Settlement platform, Rochfort Demesne, Co. Westmeath
Co. Westmeath |
Settlement Sites
At the edge of Lough Ennell in County Westmeath, just where the water meets the shoreline of Rochfort Bay, a low oval platform of limestone sits half-submerged in the shallows.
It is easy to miss, and easier still to mistake for a natural feature of the lakebed. But a narrow stone causeway, running eight to ten metres from the modern shore, connects the platform to dry land in a way that nature rarely arranges so tidily. The platform itself measures roughly twelve metres north to south and twenty metres east to west, rising only half a metre above the present waterline. Limestone slabs, each around a metre in length, are scattered across its upper surface, and large stones break the water around it. It sits today in about fifty centimetres of water, though calculations suggest it would originally have been in approximately one metre of depth, some seventy metres from what was then the shoreline, making it a more deliberately isolated structure than it now appears.

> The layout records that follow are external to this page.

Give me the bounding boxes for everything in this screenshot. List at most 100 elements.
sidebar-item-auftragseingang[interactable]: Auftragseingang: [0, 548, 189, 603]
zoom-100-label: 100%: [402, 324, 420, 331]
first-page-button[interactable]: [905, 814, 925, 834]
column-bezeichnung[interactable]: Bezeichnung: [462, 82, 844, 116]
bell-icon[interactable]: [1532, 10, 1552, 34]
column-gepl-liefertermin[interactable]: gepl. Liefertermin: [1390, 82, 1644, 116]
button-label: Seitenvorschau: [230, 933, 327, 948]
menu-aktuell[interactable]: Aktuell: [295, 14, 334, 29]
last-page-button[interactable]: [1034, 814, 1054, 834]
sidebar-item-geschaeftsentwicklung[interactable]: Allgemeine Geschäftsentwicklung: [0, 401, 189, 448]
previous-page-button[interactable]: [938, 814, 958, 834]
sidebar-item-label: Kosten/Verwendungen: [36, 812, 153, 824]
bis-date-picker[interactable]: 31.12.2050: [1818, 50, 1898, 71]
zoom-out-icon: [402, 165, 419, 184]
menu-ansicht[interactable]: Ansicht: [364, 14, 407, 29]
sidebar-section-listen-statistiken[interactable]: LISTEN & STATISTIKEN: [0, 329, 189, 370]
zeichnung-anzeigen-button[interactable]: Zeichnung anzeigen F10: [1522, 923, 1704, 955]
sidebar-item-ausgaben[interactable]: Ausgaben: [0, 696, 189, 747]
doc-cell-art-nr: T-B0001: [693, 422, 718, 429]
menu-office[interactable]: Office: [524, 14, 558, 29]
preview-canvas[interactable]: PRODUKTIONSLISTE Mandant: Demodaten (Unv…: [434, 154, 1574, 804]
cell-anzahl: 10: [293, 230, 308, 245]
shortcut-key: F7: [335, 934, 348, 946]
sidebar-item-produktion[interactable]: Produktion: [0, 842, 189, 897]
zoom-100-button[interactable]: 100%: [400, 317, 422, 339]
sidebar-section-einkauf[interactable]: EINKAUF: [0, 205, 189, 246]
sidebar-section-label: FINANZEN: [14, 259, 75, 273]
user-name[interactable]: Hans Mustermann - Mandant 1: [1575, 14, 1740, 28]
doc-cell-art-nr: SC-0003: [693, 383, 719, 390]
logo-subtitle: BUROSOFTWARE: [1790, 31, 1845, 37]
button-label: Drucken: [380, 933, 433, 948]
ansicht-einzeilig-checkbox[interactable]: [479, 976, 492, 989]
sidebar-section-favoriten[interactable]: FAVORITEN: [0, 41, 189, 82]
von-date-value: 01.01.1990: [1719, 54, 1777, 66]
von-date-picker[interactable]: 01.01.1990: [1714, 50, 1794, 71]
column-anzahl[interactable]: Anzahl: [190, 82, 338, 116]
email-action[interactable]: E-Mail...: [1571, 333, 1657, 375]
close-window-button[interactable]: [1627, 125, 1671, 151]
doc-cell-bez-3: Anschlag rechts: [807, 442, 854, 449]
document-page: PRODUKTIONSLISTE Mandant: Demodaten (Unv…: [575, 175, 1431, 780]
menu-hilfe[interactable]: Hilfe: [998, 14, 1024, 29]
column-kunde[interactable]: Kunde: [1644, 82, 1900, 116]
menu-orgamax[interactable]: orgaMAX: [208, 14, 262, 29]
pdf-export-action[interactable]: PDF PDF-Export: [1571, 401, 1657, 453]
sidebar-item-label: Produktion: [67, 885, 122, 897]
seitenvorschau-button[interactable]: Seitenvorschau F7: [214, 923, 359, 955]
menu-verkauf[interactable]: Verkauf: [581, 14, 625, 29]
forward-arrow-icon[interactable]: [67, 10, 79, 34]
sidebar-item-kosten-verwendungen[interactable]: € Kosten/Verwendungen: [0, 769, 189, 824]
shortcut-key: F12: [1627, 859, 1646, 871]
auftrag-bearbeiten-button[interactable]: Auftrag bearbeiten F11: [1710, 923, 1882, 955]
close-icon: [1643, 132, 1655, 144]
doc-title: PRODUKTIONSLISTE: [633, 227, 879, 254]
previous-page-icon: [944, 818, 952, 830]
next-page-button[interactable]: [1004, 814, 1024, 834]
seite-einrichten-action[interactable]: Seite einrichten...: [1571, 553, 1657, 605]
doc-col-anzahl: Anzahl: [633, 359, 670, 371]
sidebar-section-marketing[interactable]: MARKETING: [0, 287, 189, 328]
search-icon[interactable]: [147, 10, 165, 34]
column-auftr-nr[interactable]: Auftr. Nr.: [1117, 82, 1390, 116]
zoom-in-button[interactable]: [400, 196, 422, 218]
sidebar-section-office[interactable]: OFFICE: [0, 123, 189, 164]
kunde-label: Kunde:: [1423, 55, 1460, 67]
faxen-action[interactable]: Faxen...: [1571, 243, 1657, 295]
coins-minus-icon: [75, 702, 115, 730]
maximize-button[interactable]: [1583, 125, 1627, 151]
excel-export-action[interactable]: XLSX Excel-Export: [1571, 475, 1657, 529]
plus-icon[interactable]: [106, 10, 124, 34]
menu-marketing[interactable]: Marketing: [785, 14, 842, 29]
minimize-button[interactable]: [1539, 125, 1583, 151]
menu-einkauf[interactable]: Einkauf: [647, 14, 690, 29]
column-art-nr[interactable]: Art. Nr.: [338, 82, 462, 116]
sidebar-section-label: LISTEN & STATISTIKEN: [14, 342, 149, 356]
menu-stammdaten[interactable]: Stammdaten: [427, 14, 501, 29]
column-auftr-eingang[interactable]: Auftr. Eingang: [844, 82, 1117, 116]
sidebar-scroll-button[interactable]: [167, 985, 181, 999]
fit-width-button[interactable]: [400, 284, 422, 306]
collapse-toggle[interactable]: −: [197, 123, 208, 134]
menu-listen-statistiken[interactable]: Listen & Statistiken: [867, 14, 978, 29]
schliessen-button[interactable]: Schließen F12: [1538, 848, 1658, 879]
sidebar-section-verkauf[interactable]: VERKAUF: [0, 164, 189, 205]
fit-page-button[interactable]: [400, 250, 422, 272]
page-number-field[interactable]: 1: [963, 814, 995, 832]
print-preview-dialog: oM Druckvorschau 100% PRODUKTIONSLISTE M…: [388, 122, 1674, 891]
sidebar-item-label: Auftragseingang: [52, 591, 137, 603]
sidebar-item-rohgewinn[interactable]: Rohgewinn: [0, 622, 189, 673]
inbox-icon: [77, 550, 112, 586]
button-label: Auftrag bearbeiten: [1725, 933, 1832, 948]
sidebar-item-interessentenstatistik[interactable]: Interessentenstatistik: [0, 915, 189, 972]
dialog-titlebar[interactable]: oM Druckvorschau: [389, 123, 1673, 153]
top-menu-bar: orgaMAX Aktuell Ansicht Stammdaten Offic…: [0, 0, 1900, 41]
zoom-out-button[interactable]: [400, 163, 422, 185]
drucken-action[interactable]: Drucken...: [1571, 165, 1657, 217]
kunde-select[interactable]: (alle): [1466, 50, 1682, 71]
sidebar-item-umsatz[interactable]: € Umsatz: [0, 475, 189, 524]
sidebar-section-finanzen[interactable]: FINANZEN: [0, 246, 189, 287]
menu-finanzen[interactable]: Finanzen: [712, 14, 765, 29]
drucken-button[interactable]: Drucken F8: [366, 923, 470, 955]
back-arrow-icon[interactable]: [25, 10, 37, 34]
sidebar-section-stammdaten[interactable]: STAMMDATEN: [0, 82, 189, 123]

The platform was first identified by Karkov and Ruffing in the early 1990s as part of a cluster of similar rock features along the eastern shoreline of Rochfort Bay. Aidan O'Sullivan later examined it in detail, placing it in the context of the wider early medieval landscape of Lough Ennell. A crannóg, which is an artificial or modified island used as a dwelling or place of refuge, particularly during the early medieval period in Ireland, lies four hundred metres to the north at Goose Island, and a mound of uncertain character sits six hundred metres to the east. The Goose Island crannóg is considered the most likely point of association, and the platform may have served a related function, perhaps as a staging point, a fishing station, or a working platform connected to the lake-dwelling community nearby. Whether it dates to prehistory or the early medieval centuries remains unresolved, and no firm dating evidence has yet been published.